Administrators at the private university in Illinois are standing by the teacher, despite revelations that he shot and killed his father, mother and teenage sister, more than 40 years ago.

In a statement Tuesday, officials from Millikin University said they would allow the Professor of Psychology, James St. James, to continue teaching despite having learned of his past.

On August 4, 1967, the 16-year-old St. James, allegedly entered the room of his family with a .22 caliber rifle, shot his father twice in the chest, walked into the room and shot his teenage sister in the chest. When she fell to the ground, he shot an extra round in her face. St. James has fired a bullet into his mother's chest and shot her two more times in the head.
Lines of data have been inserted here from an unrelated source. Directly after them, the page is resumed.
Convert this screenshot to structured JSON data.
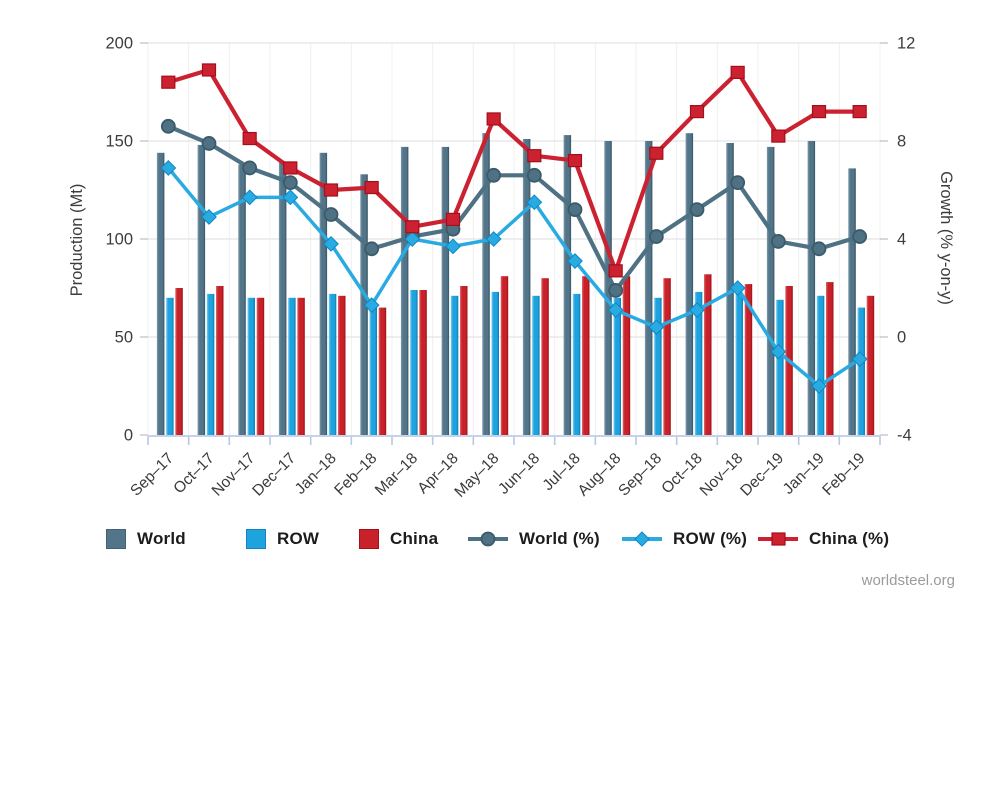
{
  "page": {
    "source_label": "worldsteel.org",
    "background": "#ffffff"
  },
  "chart_data": {
    "type": "combo-bar-line",
    "title": "",
    "categories": [
      "Sep–17",
      "Oct–17",
      "Nov–17",
      "Dec–17",
      "Jan–18",
      "Feb–18",
      "Mar–18",
      "Apr–18",
      "May–18",
      "Jun–18",
      "Jul–18",
      "Aug–18",
      "Sep–18",
      "Oct–18",
      "Nov–18",
      "Dec–19",
      "Jan–19",
      "Feb–19"
    ],
    "bar_series": [
      {
        "name": "World",
        "axis": "left",
        "color": "#53758a",
        "highlight": "#7e9aa9",
        "shade": "#365461",
        "border": "#44616f",
        "values": [
          144,
          148,
          138,
          139,
          144,
          133,
          147,
          147,
          154,
          151,
          153,
          150,
          150,
          154,
          149,
          147,
          150,
          136
        ]
      },
      {
        "name": "ROW",
        "axis": "left",
        "color": "#1ea3de",
        "highlight": "#82cff1",
        "shade": "#0f7ab2",
        "border": "#1286c0",
        "values": [
          70,
          72,
          70,
          70,
          72,
          66,
          74,
          71,
          73,
          71,
          72,
          70,
          70,
          73,
          72,
          69,
          71,
          65
        ]
      },
      {
        "name": "China",
        "axis": "left",
        "color": "#c92129",
        "highlight": "#de686d",
        "shade": "#9c1016",
        "border": "#a31019",
        "values": [
          75,
          76,
          70,
          70,
          71,
          65,
          74,
          76,
          81,
          80,
          81,
          81,
          80,
          82,
          77,
          76,
          78,
          71
        ]
      }
    ],
    "line_series": [
      {
        "name": "World (%)",
        "axis": "right",
        "marker": "circle",
        "color": "#4e7183",
        "marker_stroke": "#3b5a6a",
        "values": [
          8.6,
          7.9,
          6.9,
          6.3,
          5.0,
          3.6,
          4.1,
          4.4,
          6.6,
          6.6,
          5.2,
          1.9,
          4.1,
          5.2,
          6.3,
          3.9,
          3.6,
          4.1
        ]
      },
      {
        "name": "ROW (%)",
        "axis": "right",
        "marker": "diamond",
        "color": "#29abe2",
        "marker_stroke": "#0e86c5",
        "values": [
          6.9,
          4.9,
          5.7,
          5.7,
          3.8,
          1.3,
          4.0,
          3.7,
          4.0,
          5.5,
          3.1,
          1.1,
          0.4,
          1.1,
          2.0,
          -0.6,
          -2.0,
          -0.9
        ]
      },
      {
        "name": "China (%)",
        "axis": "right",
        "marker": "square",
        "color": "#cb2130",
        "marker_stroke": "#a30f1b",
        "values": [
          10.4,
          10.9,
          8.1,
          6.9,
          6.0,
          6.1,
          4.5,
          4.8,
          8.9,
          7.4,
          7.2,
          2.7,
          7.5,
          9.2,
          10.8,
          8.2,
          9.2,
          9.2
        ]
      }
    ],
    "left_axis": {
      "label": "Production (Mt)",
      "range": [
        0,
        200
      ],
      "ticks": [
        0,
        50,
        100,
        150,
        200
      ]
    },
    "right_axis": {
      "label": "Growth (% y-on-y)",
      "range": [
        -4,
        12
      ],
      "ticks": [
        -4,
        0,
        4,
        8,
        12
      ]
    },
    "legend": [
      "World",
      "ROW",
      "China",
      "World (%)",
      "ROW (%)",
      "China (%)"
    ],
    "grid": true,
    "legend_position": "bottom",
    "colors": {
      "h_grid": "#e4e4e4",
      "v_grid": "#f0f0f0",
      "x_axis_line": "#c6d2ea",
      "x_tick": "#b5c7e4",
      "y_tick": "#c4c4c4",
      "tick_text": "#3d3d3d",
      "axis_title_text": "#3d3d3d"
    }
  }
}
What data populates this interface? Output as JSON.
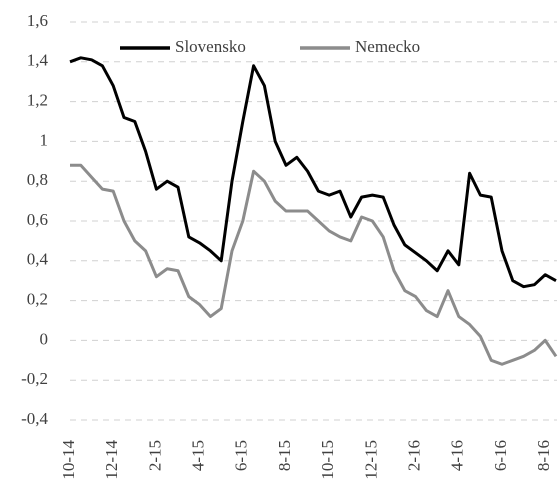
{
  "chart_data": {
    "type": "line",
    "categories": [
      "10-14",
      null,
      null,
      null,
      "12-14",
      null,
      null,
      null,
      "2-15",
      null,
      null,
      null,
      "4-15",
      null,
      null,
      null,
      "6-15",
      null,
      null,
      null,
      "8-15",
      null,
      null,
      null,
      "10-15",
      null,
      null,
      null,
      "12-15",
      null,
      null,
      null,
      "2-16",
      null,
      null,
      null,
      "4-16",
      null,
      null,
      null,
      "6-16",
      null,
      null,
      null,
      "8-16",
      null
    ],
    "series": [
      {
        "name": "Slovensko",
        "color": "#000000",
        "values": [
          1.4,
          1.42,
          1.41,
          1.38,
          1.28,
          1.12,
          1.1,
          0.95,
          0.76,
          0.8,
          0.77,
          0.52,
          0.49,
          0.45,
          0.4,
          0.8,
          1.1,
          1.38,
          1.28,
          1.0,
          0.88,
          0.92,
          0.85,
          0.75,
          0.73,
          0.75,
          0.62,
          0.72,
          0.73,
          0.72,
          0.58,
          0.48,
          0.44,
          0.4,
          0.35,
          0.45,
          0.38,
          0.84,
          0.73,
          0.72,
          0.45,
          0.3,
          0.27,
          0.28,
          0.33,
          0.3
        ]
      },
      {
        "name": "Nemecko",
        "color": "#8c8c8c",
        "values": [
          0.88,
          0.88,
          0.82,
          0.76,
          0.75,
          0.6,
          0.5,
          0.45,
          0.32,
          0.36,
          0.35,
          0.22,
          0.18,
          0.12,
          0.16,
          0.45,
          0.6,
          0.85,
          0.8,
          0.7,
          0.65,
          0.65,
          0.65,
          0.6,
          0.55,
          0.52,
          0.5,
          0.62,
          0.6,
          0.52,
          0.35,
          0.25,
          0.22,
          0.15,
          0.12,
          0.25,
          0.12,
          0.08,
          0.02,
          -0.1,
          -0.12,
          -0.1,
          -0.08,
          -0.05,
          0.0,
          -0.08
        ]
      }
    ],
    "ylim": [
      -0.4,
      1.6
    ],
    "yticks": [
      {
        "value": -0.4,
        "label": "-0,4"
      },
      {
        "value": -0.2,
        "label": "-0,2"
      },
      0,
      {
        "value": 0.2,
        "label": "0,2"
      },
      {
        "value": 0.4,
        "label": "0,4"
      },
      {
        "value": 0.6,
        "label": "0,6"
      },
      {
        "value": 0.8,
        "label": "0,8"
      },
      1,
      {
        "value": 1.2,
        "label": "1,2"
      },
      {
        "value": 1.4,
        "label": "1,4"
      },
      {
        "value": 1.6,
        "label": "1,6"
      }
    ],
    "grid": true,
    "legend": "top"
  }
}
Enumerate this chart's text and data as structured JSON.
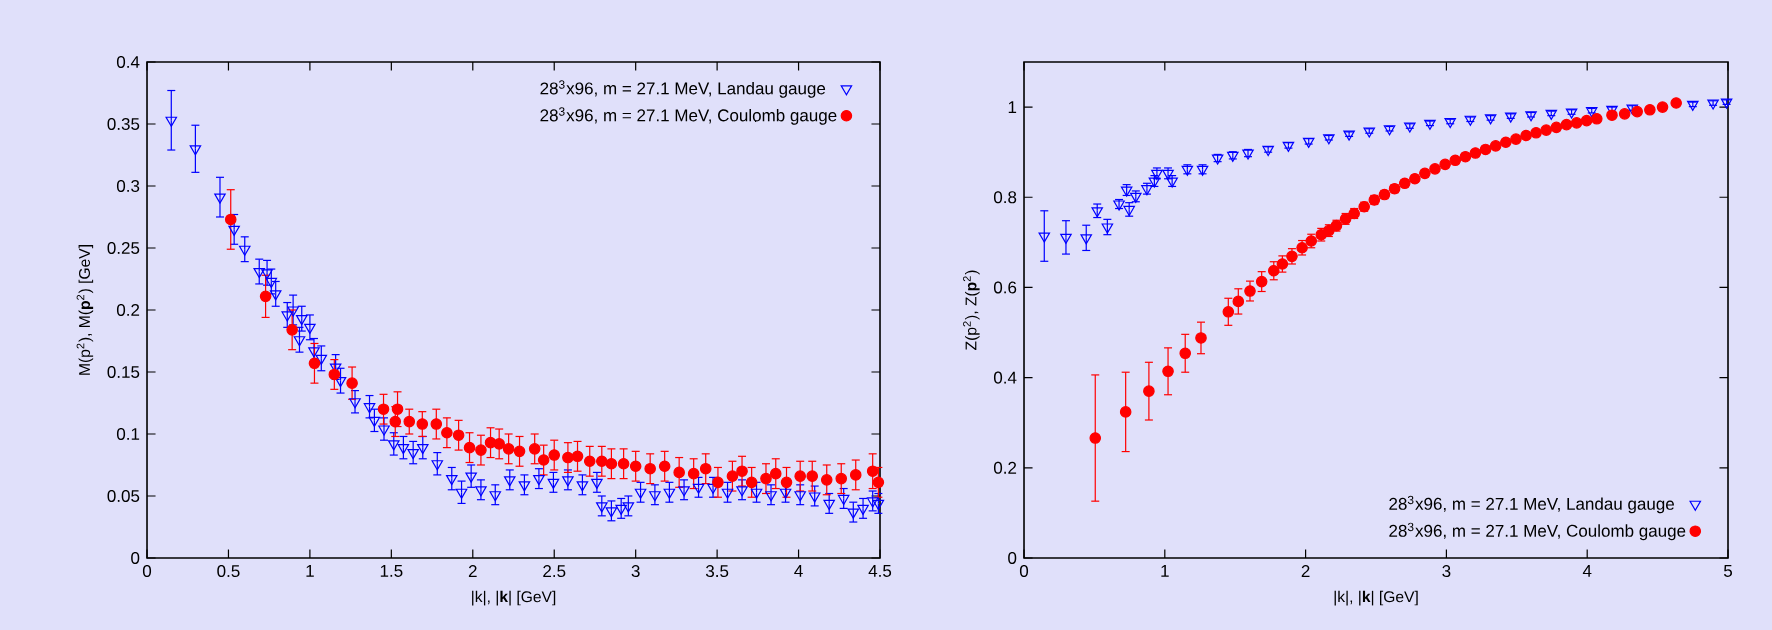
{
  "chart_data": [
    {
      "type": "scatter",
      "xlabel": "|k|, |**k**| [GeV]",
      "ylabel": "M(p$^{2}$), M(**p**$^{2}$) [GeV]",
      "xlim": [
        0,
        4.5
      ],
      "ylim": [
        0,
        0.4
      ],
      "xticks": [
        0,
        0.5,
        1,
        1.5,
        2,
        2.5,
        3,
        3.5,
        4,
        4.5
      ],
      "yticks": [
        0,
        0.05,
        0.1,
        0.15,
        0.2,
        0.25,
        0.3,
        0.35,
        0.4
      ],
      "legend": "top right",
      "grid": false,
      "series": [
        {
          "name": "28$^{3}$x96, m = 27.1 MeV, Landau gauge",
          "color": "#0000ff",
          "marker": "triangle",
          "x": [
            0.149,
            0.297,
            0.448,
            0.535,
            0.6,
            0.689,
            0.737,
            0.763,
            0.79,
            0.861,
            0.897,
            0.936,
            0.95,
            1.0,
            1.025,
            1.07,
            1.158,
            1.188,
            1.277,
            1.366,
            1.396,
            1.455,
            1.515,
            1.574,
            1.634,
            1.693,
            1.782,
            1.871,
            1.931,
            1.99,
            2.05,
            2.138,
            2.227,
            2.317,
            2.406,
            2.495,
            2.584,
            2.673,
            2.762,
            2.792,
            2.851,
            2.911,
            2.955,
            3.03,
            3.118,
            3.207,
            3.297,
            3.386,
            3.475,
            3.564,
            3.653,
            3.742,
            3.831,
            3.92,
            4.01,
            4.099,
            4.188,
            4.277,
            4.336,
            4.396,
            4.455,
            4.49
          ],
          "values": [
            0.353,
            0.33,
            0.291,
            0.265,
            0.249,
            0.231,
            0.23,
            0.223,
            0.213,
            0.196,
            0.2,
            0.176,
            0.193,
            0.186,
            0.167,
            0.161,
            0.154,
            0.143,
            0.126,
            0.122,
            0.111,
            0.104,
            0.092,
            0.089,
            0.085,
            0.089,
            0.076,
            0.064,
            0.053,
            0.066,
            0.055,
            0.051,
            0.063,
            0.059,
            0.064,
            0.061,
            0.063,
            0.059,
            0.061,
            0.042,
            0.038,
            0.04,
            0.042,
            0.053,
            0.051,
            0.053,
            0.055,
            0.057,
            0.057,
            0.053,
            0.055,
            0.053,
            0.051,
            0.053,
            0.051,
            0.05,
            0.044,
            0.048,
            0.037,
            0.04,
            0.046,
            0.044
          ],
          "errors": [
            0.024,
            0.019,
            0.016,
            0.012,
            0.01,
            0.01,
            0.01,
            0.01,
            0.01,
            0.01,
            0.012,
            0.01,
            0.01,
            0.01,
            0.01,
            0.01,
            0.01,
            0.01,
            0.009,
            0.009,
            0.009,
            0.009,
            0.009,
            0.009,
            0.009,
            0.009,
            0.009,
            0.009,
            0.009,
            0.009,
            0.008,
            0.008,
            0.008,
            0.008,
            0.008,
            0.008,
            0.008,
            0.008,
            0.008,
            0.008,
            0.008,
            0.008,
            0.008,
            0.008,
            0.008,
            0.008,
            0.008,
            0.008,
            0.008,
            0.008,
            0.008,
            0.008,
            0.008,
            0.008,
            0.008,
            0.008,
            0.008,
            0.008,
            0.008,
            0.008,
            0.008,
            0.008
          ]
        },
        {
          "name": "28$^{3}$x96, m = 27.1 MeV, Coulomb gauge",
          "color": "#ff0000",
          "marker": "circle",
          "x": [
            0.514,
            0.728,
            0.891,
            1.028,
            1.15,
            1.259,
            1.452,
            1.524,
            1.538,
            1.61,
            1.69,
            1.776,
            1.841,
            1.913,
            1.98,
            2.05,
            2.109,
            2.162,
            2.22,
            2.287,
            2.38,
            2.435,
            2.5,
            2.584,
            2.643,
            2.718,
            2.792,
            2.851,
            2.926,
            3.0,
            3.089,
            3.178,
            3.267,
            3.356,
            3.43,
            3.505,
            3.594,
            3.653,
            3.712,
            3.8,
            3.86,
            3.926,
            4.01,
            4.084,
            4.173,
            4.262,
            4.351,
            4.455,
            4.49
          ],
          "values": [
            0.273,
            0.211,
            0.184,
            0.157,
            0.148,
            0.141,
            0.12,
            0.11,
            0.12,
            0.11,
            0.108,
            0.108,
            0.101,
            0.099,
            0.089,
            0.087,
            0.093,
            0.092,
            0.088,
            0.086,
            0.088,
            0.079,
            0.083,
            0.081,
            0.082,
            0.078,
            0.078,
            0.076,
            0.076,
            0.074,
            0.072,
            0.074,
            0.069,
            0.068,
            0.072,
            0.061,
            0.066,
            0.07,
            0.061,
            0.064,
            0.068,
            0.061,
            0.066,
            0.066,
            0.063,
            0.064,
            0.067,
            0.07,
            0.061
          ],
          "errors": [
            0.024,
            0.017,
            0.016,
            0.016,
            0.012,
            0.013,
            0.012,
            0.012,
            0.014,
            0.01,
            0.01,
            0.012,
            0.012,
            0.012,
            0.012,
            0.012,
            0.012,
            0.012,
            0.012,
            0.012,
            0.012,
            0.012,
            0.012,
            0.012,
            0.012,
            0.012,
            0.012,
            0.012,
            0.012,
            0.012,
            0.012,
            0.012,
            0.012,
            0.012,
            0.012,
            0.012,
            0.012,
            0.012,
            0.012,
            0.012,
            0.012,
            0.012,
            0.012,
            0.012,
            0.012,
            0.012,
            0.012,
            0.014,
            0.012
          ]
        }
      ]
    },
    {
      "type": "scatter",
      "xlabel": "|k|, |**k**| [GeV]",
      "ylabel": "Z(p$^{2}$), Z(**p**$^{2}$)",
      "xlim": [
        0,
        5
      ],
      "ylim": [
        0,
        1.1
      ],
      "xticks": [
        0,
        1,
        2,
        3,
        4,
        5
      ],
      "yticks": [
        0,
        0.2,
        0.4,
        0.6,
        0.8,
        1
      ],
      "legend": "bottom right",
      "grid": false,
      "series": [
        {
          "name": "28$^{3}$x96, m = 27.1 MeV, Landau gauge",
          "color": "#0000ff",
          "marker": "triangle",
          "x": [
            0.144,
            0.298,
            0.442,
            0.52,
            0.592,
            0.675,
            0.729,
            0.747,
            0.794,
            0.873,
            0.926,
            0.944,
            1.023,
            1.052,
            1.16,
            1.268,
            1.375,
            1.483,
            1.591,
            1.734,
            1.878,
            2.022,
            2.165,
            2.309,
            2.452,
            2.596,
            2.74,
            2.883,
            3.027,
            3.17,
            3.314,
            3.457,
            3.601,
            3.745,
            3.889,
            4.032,
            4.176,
            4.32,
            4.463,
            4.75,
            4.894,
            4.99
          ],
          "values": [
            0.714,
            0.711,
            0.71,
            0.77,
            0.734,
            0.785,
            0.816,
            0.773,
            0.802,
            0.819,
            0.836,
            0.853,
            0.853,
            0.836,
            0.862,
            0.862,
            0.887,
            0.893,
            0.898,
            0.906,
            0.915,
            0.924,
            0.932,
            0.94,
            0.947,
            0.952,
            0.958,
            0.964,
            0.968,
            0.973,
            0.976,
            0.98,
            0.983,
            0.986,
            0.989,
            0.992,
            0.995,
            0.998,
            null,
            1.006,
            1.009,
            1.011
          ],
          "errors": [
            0.056,
            0.037,
            0.028,
            0.015,
            0.017,
            0.01,
            0.012,
            0.015,
            0.012,
            0.012,
            0.012,
            0.012,
            0.012,
            0.012,
            0.01,
            0.01,
            0.008,
            0.008,
            0.008,
            0.006,
            0.006,
            0.006,
            0.005,
            0.005,
            0.005,
            0.005,
            0.005,
            0.005,
            0.005,
            0.005,
            0.005,
            0.005,
            0.005,
            0.005,
            0.005,
            0.005,
            0.005,
            0.005,
            null,
            0.005,
            0.005,
            0.005
          ]
        },
        {
          "name": "28$^{3}$x96, m = 27.1 MeV, Coulomb gauge",
          "color": "#ff0000",
          "marker": "circle",
          "x": [
            0.506,
            0.722,
            0.887,
            1.023,
            1.145,
            1.257,
            1.451,
            1.522,
            1.605,
            1.688,
            1.774,
            1.835,
            1.903,
            1.975,
            2.04,
            2.111,
            2.165,
            2.219,
            2.284,
            2.345,
            2.416,
            2.488,
            2.56,
            2.632,
            2.704,
            2.776,
            2.847,
            2.919,
            2.991,
            3.063,
            3.135,
            3.206,
            3.278,
            3.35,
            3.422,
            3.494,
            3.566,
            3.637,
            3.709,
            3.781,
            3.853,
            3.925,
            3.996,
            4.068,
            4.176,
            4.266,
            4.355,
            4.445,
            4.535,
            4.632
          ],
          "values": [
            0.266,
            0.324,
            0.37,
            0.414,
            0.454,
            0.488,
            0.546,
            0.569,
            0.592,
            0.613,
            0.637,
            0.652,
            0.669,
            0.688,
            0.703,
            0.717,
            0.726,
            0.737,
            0.752,
            0.764,
            0.779,
            0.794,
            0.806,
            0.819,
            0.831,
            0.841,
            0.853,
            0.863,
            0.873,
            0.882,
            0.89,
            0.898,
            0.906,
            0.914,
            0.922,
            0.929,
            0.937,
            0.943,
            0.949,
            0.955,
            0.961,
            0.965,
            0.97,
            0.974,
            0.982,
            0.985,
            0.99,
            0.994,
            1.0,
            1.009
          ],
          "errors": [
            0.14,
            0.088,
            0.064,
            0.052,
            0.042,
            0.035,
            0.03,
            0.028,
            0.022,
            0.022,
            0.02,
            0.018,
            0.017,
            0.016,
            0.015,
            0.014,
            0.013,
            0.012,
            0.012,
            0.011,
            0.01,
            0.01,
            0.009,
            0.009,
            0.008,
            0.008,
            0.008,
            0.007,
            0.007,
            0.007,
            0.006,
            0.006,
            0.006,
            0.006,
            0.006,
            0.005,
            0.005,
            0.005,
            0.005,
            0.005,
            0.005,
            0.005,
            0.005,
            0.005,
            0.005,
            0.005,
            0.005,
            0.005,
            0.005,
            0.005
          ]
        }
      ]
    }
  ]
}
St. James admitted to the killings at that time, but was found not guilty by reason of insanity. He spent the next six years in a mental institution and was released.

In a statement issued Tuesday, Millikin University officials said they would allow St. James to continue teaching despite the surprising revelations.

"Given the traumatic experiences of St. James’ childhood, the efforts of the doctor to rebuild his life and have a successful professional career has been remarkable," the university said in a statement.
"The University expects that St. James will teach at Millikin this fall," the statement added.

After St. James left the mental institution in 1974, he reportedly changed his name and then earned a doctorate in psychology. He became a professor of psychology at the Millikin University in 1986.